John McDonnell
Main Page: John McDonnell (Independent - Hayes and Harlington)Department Debates - View all John McDonnell's debates with the HM Treasury
(8 years, 2 months ago)
Commons ChamberI certainly join in wishing my hon. Friend and his wife a very happy 30th anniversary. Taking my queue from last week, I probably will not suggest how Mrs Double might commemorate the event.
My hon. Friend is quite right to highlight the value of marriage in society. I hope that I can reassure him that the Government remain firmly committed to supporting this important institution through the marriage allowance. Eligible couples could benefit by up to £432 this year, and we have just passed the landmark of 1 million families who have made successful applications. I agree with my hon. Friend that take-up of the marriage allowance is not high enough, but HMRC will launch a new campaign early next month to increase awareness and take-up.
Bringing the Chancellor back to Brexit and the role of his Department—happy anniversary, by the way, to the hon. Member for St Austell and Newquay (Steve Double)—before the referendum, as the hon. Member for Dundee East (Stewart Hosie) said, the Treasury published a paper warning that the impact on Government receipts of leaving the single market would be a loss of up to £66 billion. Last week, Tom Scholar, the permanent secretary to the Treasury, told the Treasury Committee that the figures were “not directly applicable”. The Chancellor then questioned his own Department’s calculations by referring to mitigating factors that were not taken into account. There is fumbling chaos about Brexit not just in the Cabinet, but in the Treasury as well. Will the Chancellor clarify his Department’s exact calculation of the outlook for public finances if access to the single market is not achieved?

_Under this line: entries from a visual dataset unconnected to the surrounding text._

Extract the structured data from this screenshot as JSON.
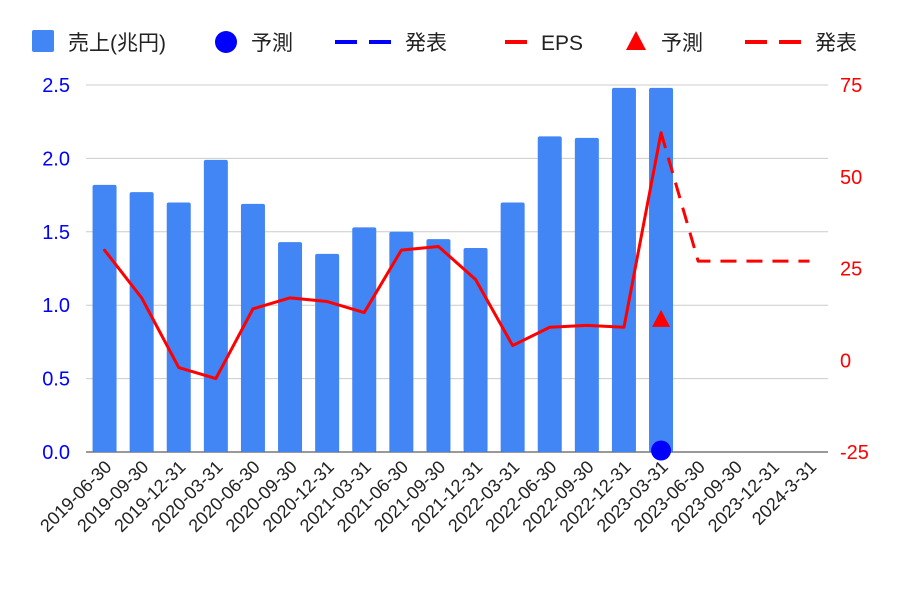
{
  "chart_data": {
    "type": "bar",
    "title": "",
    "categories": [
      "2019-06-30",
      "2019-09-30",
      "2019-12-31",
      "2020-03-31",
      "2020-06-30",
      "2020-09-30",
      "2020-12-31",
      "2021-03-31",
      "2021-06-30",
      "2021-09-30",
      "2021-12-31",
      "2022-03-31",
      "2022-06-30",
      "2022-09-30",
      "2022-12-31",
      "2023-03-31",
      "2023-06-30",
      "2023-09-30",
      "2023-12-31",
      "2024-3-31"
    ],
    "y_left": {
      "ylim": [
        0,
        2.5
      ],
      "ticks": [
        "0.0",
        "0.5",
        "1.0",
        "1.5",
        "2.0",
        "2.5"
      ]
    },
    "y_right": {
      "ylim": [
        -25,
        75
      ],
      "ticks": [
        "-25",
        "0",
        "25",
        "50",
        "75"
      ]
    },
    "grid": true,
    "legend_position": "top",
    "series": [
      {
        "name": "売上(兆円)",
        "kind": "bar",
        "axis": "left",
        "color": "#4285f4",
        "values": [
          1.82,
          1.77,
          1.7,
          1.99,
          1.69,
          1.43,
          1.35,
          1.53,
          1.5,
          1.45,
          1.39,
          1.7,
          2.15,
          2.14,
          2.48,
          2.48,
          null,
          null,
          null,
          null
        ]
      },
      {
        "name": "予測",
        "kind": "marker-circle",
        "axis": "left",
        "color": "#0000ff",
        "values": [
          null,
          null,
          null,
          null,
          null,
          null,
          null,
          null,
          null,
          null,
          null,
          null,
          null,
          null,
          null,
          0.01,
          null,
          null,
          null,
          null
        ]
      },
      {
        "name": "発表",
        "kind": "dashed-line",
        "axis": "left",
        "color": "#0000ff",
        "values": [
          null,
          null,
          null,
          null,
          null,
          null,
          null,
          null,
          null,
          null,
          null,
          null,
          null,
          null,
          null,
          null,
          null,
          null,
          null,
          null
        ]
      },
      {
        "name": "EPS",
        "kind": "line",
        "axis": "right",
        "color": "#ff0000",
        "values": [
          30,
          17,
          -2,
          -5,
          14,
          17,
          16,
          13,
          30,
          31,
          22,
          4,
          9,
          9.5,
          9,
          62,
          null,
          null,
          null,
          null
        ]
      },
      {
        "name": "予測",
        "kind": "marker-triangle",
        "axis": "right",
        "color": "#ff0000",
        "values": [
          null,
          null,
          null,
          null,
          null,
          null,
          null,
          null,
          null,
          null,
          null,
          null,
          null,
          null,
          null,
          11,
          null,
          null,
          null,
          null
        ]
      },
      {
        "name": "発表",
        "kind": "dashed-line",
        "axis": "right",
        "color": "#ff0000",
        "values": [
          null,
          null,
          null,
          null,
          null,
          null,
          null,
          null,
          null,
          null,
          null,
          null,
          null,
          null,
          null,
          62,
          27,
          27,
          27,
          27
        ]
      }
    ]
  }
}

The right hon. Gentleman can characterise it however he likes, but the simple fact is that all economic modelling must make assumptions. The model that the Treasury produced in April assumed no policy response by Government—we know that there has been a monetary response in the form of the monetary expansion delivered by the Bank of England on 2 August—and that an article 50 notice would be served immediately after the referendum, which we know was not the case.

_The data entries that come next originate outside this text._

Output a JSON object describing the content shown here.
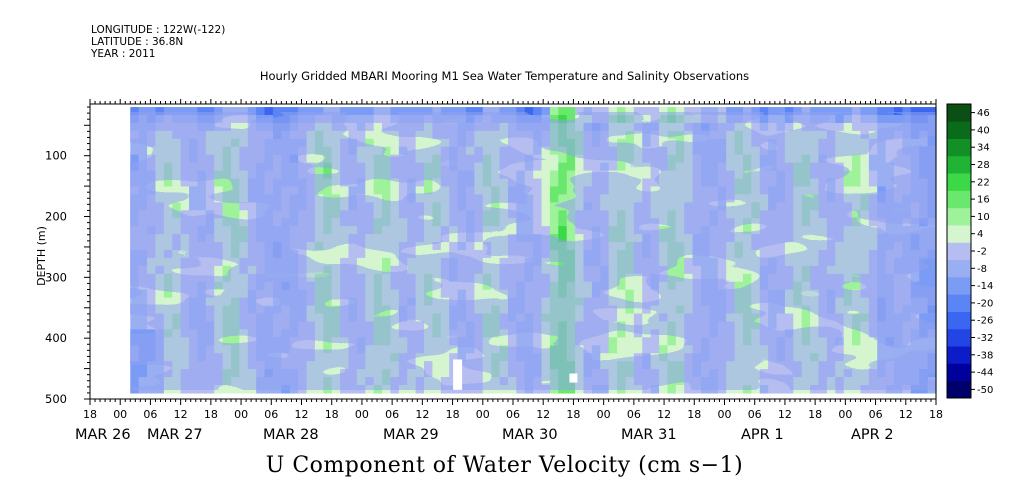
{
  "header": {
    "longitude": "LONGITUDE : 122W(-122)",
    "latitude": "LATITUDE : 36.8N",
    "year": "YEAR : 2011"
  },
  "chart_data": {
    "type": "heatmap",
    "title": "Hourly Gridded MBARI Mooring M1 Sea Water Temperature and Salinity Observations",
    "xlabel": "U Component of Water Velocity (cm s−1)",
    "ylabel": "DEPTH (m)",
    "y_reversed": true,
    "ylim": [
      500,
      15
    ],
    "data_depth_range": [
      20,
      490
    ],
    "y_ticks": [
      100,
      200,
      300,
      400,
      500
    ],
    "x_hour_ticks": [
      "18",
      "00",
      "06",
      "12",
      "18",
      "00",
      "06",
      "12",
      "18",
      "00",
      "06",
      "12",
      "18",
      "00",
      "06",
      "12",
      "18",
      "00",
      "06",
      "12",
      "18",
      "00",
      "06",
      "12",
      "18",
      "00",
      "06",
      "12",
      "18"
    ],
    "x_day_labels": [
      "MAR 26",
      "MAR 27",
      "MAR 28",
      "MAR 29",
      "MAR 30",
      "MAR 31",
      "APR  1",
      "APR  2"
    ],
    "x_range_hours": [
      -6,
      162
    ],
    "data_time_range_hours": [
      2,
      162
    ],
    "colorbar": {
      "levels": [
        -50,
        -44,
        -38,
        -32,
        -26,
        -20,
        -14,
        -8,
        -2,
        4,
        10,
        16,
        22,
        28,
        34,
        40,
        46
      ],
      "label_levels": [
        "46",
        "40",
        "34",
        "28",
        "22",
        "16",
        "10",
        "4",
        "-2",
        "-8",
        "-14",
        "-20",
        "-26",
        "-32",
        "-38",
        "-44",
        "-50"
      ],
      "colors": [
        "#00006a",
        "#00009c",
        "#0b1cc8",
        "#2345e6",
        "#3a66f2",
        "#5b84f4",
        "#7b9cf5",
        "#9aaef2",
        "#b6bdf0",
        "#d4f5ce",
        "#9ef29a",
        "#6ae86d",
        "#3bd847",
        "#21b434",
        "#128f25",
        "#0a6b1a",
        "#0b4f15"
      ]
    },
    "patches": [
      {
        "approx_time_hours": 67,
        "depth_range": [
          435,
          485
        ],
        "color": "#ffffff"
      },
      {
        "approx_time_hours": 90,
        "depth_range": [
          458,
          473
        ],
        "color": "#ffffff"
      }
    ],
    "grid": false,
    "legend": "colorbar-right"
  }
}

As for the ongoing work, the right hon. Gentleman will have to wait until 23 November when the Office for Budget Responsibility will publish its forecast.
No figure is attached to anything that the Chancellor has said, which again confirms the chaos in Cabinet and in his Department. Can I ask the Chancellor to pass on my thanks to the officials who helpfully published on the Treasury’s website a document labelled
“Public Sector Finances Briefing – Official: Sensitive for internal use only”?

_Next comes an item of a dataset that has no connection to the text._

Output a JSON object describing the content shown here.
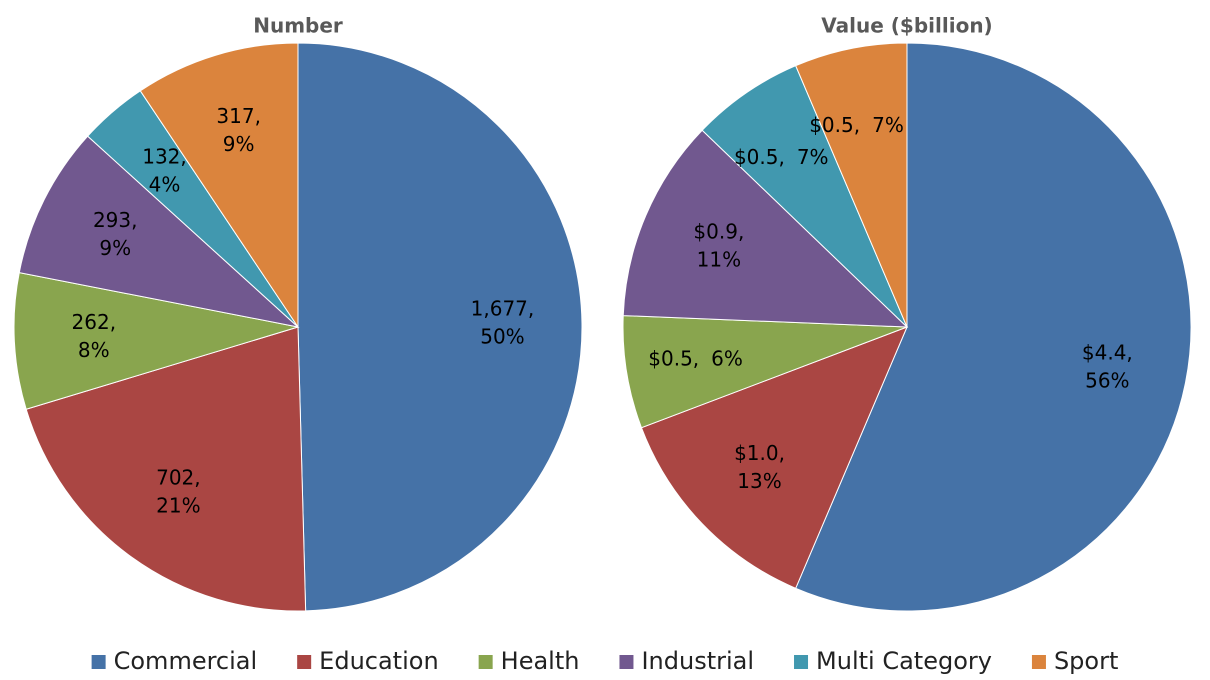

The document at least gives us some reliable information in that it confirms that the Government are failing to meet predictions on tax receipts and deficit reduction. It also reveals that that data are based on
“activity from before the referendum so any post referendum downturn will exacerbate this.”
Does that not prove once and for all that far from fixing the roof while the sun shone, this country was scandalously economically ill-prepared and politically totally unprepared for the Brexit decision?
Just so that the right hon. Gentleman is absolutely clear, it is quite wrong to suggest that my Department does not have any figures—it does, but I am just not giving them to him.
As for the document that the right hon. Gentleman spent such a lot of time yesterday rather unsuccessfully trying to tout around the media, it was published by mistake, but all the figures in the document have already been published elsewhere. All of them are in the public domain.